Sunday, December 03, 2006

Guideline For Web Pages Readability

Most people develop a web site with such a lot of fancy stuffs to attract people to visit their site, but unfortunately, they sometimes skipped one thing: Readability.

Here's the guideline from WebCredible which can help you to make your website more readable:

1. Use contrasting colours. Text is easiest to read when the font text colour and the background colour are in high contrast. Low contrast irritates the reader and causes eye fatigue. Viewers with impaired vision may not be able to read low contrast text at all. You can check this with the Vischeck, which shows you how your website looks to colour blind people.

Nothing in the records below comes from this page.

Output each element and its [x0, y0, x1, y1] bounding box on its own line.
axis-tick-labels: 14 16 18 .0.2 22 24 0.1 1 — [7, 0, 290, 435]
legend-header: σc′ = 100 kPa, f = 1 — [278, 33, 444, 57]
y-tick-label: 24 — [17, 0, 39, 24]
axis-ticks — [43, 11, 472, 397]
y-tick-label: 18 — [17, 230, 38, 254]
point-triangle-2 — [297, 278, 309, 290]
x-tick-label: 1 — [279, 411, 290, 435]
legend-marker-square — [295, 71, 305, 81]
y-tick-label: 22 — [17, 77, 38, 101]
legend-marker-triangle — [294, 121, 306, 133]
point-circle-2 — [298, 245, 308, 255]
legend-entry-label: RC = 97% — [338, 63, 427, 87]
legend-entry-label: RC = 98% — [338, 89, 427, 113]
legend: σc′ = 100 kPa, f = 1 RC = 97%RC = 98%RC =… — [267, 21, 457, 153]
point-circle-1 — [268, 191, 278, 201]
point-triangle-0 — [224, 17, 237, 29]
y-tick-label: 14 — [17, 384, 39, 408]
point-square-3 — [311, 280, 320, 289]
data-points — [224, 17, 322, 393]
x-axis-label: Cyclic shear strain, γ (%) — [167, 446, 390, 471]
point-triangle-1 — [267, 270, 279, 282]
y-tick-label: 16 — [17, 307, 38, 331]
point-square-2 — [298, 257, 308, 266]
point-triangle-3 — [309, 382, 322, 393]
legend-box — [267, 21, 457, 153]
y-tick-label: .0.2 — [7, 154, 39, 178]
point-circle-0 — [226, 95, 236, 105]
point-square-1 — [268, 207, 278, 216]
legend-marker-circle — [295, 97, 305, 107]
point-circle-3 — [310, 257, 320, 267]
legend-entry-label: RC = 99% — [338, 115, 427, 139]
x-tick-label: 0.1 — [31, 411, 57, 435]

2. "Chunk up" your copy. That's technical talk for make your page more scan-friendly. Large blocks of dense text intimidate the reader and causes "information overload".
Here are a few easy ways to break up blocks of text:

* Use bullets and subheadings. They help get the readers attention and say "Hey you - this is important!" Coloured bullets are an easy way to add colour and visual interest to a text heavy page. Subheadings should be brief and convey a summary of the section. Too often we're tempted to use clever titles whose meaning is lost on the reader.

* Keep your paragraphs short. Breaking a long paragraph into several smaller sections invites the viewer in to read. A little white space between the paragraphs gives the site a clean look.

* Impatient visitors want to be able to glance at your page and hit the important points. You can help them by bolding important points or highlighting the text in a different colour to draw their eye.

* Use columns to control text width. Your goal here is to avoid running your text all the way across the page. Pick up any newspaper. Notice how they place the text in columns. The shorter width makes the text easier to read.

3. Avoid busy backgrounds. Nothing screams "amateur" like a noisy background that makes your text impossible to read.

4. Less is better. Many sites look like my kitchen table - always cluttered with things that don't belong there. The more extraneous items you cram on a web page, the more you confuse and distract the visitor. Websites take on an unprofessional look when you start tacking on too many items. Challenge every item on the page. Does it really need to be there? Is it still functional? Can I do without it?

5. Strive for a clean font style for maximum readability.
* Plain text is easier to read than italicised text.

* Mixed case is easier to read than all upper case. Studies have demonstrated that it takes people longer to read upper case than mixed case. Besides, upper case has become synonymous with screaming on the web - and I'm sure you don't want to scream at anyone.

* A sans-serif font is easier to read than a serif font. If you were wondering, serifs are the little marks at the end of letters. Sans serif fonts do not have serifs. Examples of serif fonts are Times New Roman and Courier New. Popular sans-serif fonts are Arial and Verdana.

6. Don't use itsy-bitsy font sizes. Nothing contributes to eyestrain faster than tiny font! Ideally it's recommended that you leave the font size scalable so users can control the size they want.

7. Make your links look like links. If you just can't bring yourself to colour your links blue (the Internet convention for links) at least underline them. And don't underline anything that isn't a link. That faux pas makes readers mad, fast. Embedded links (links within the body of the text) work well and according to a Wichita State usability study2 they are preferred by readers.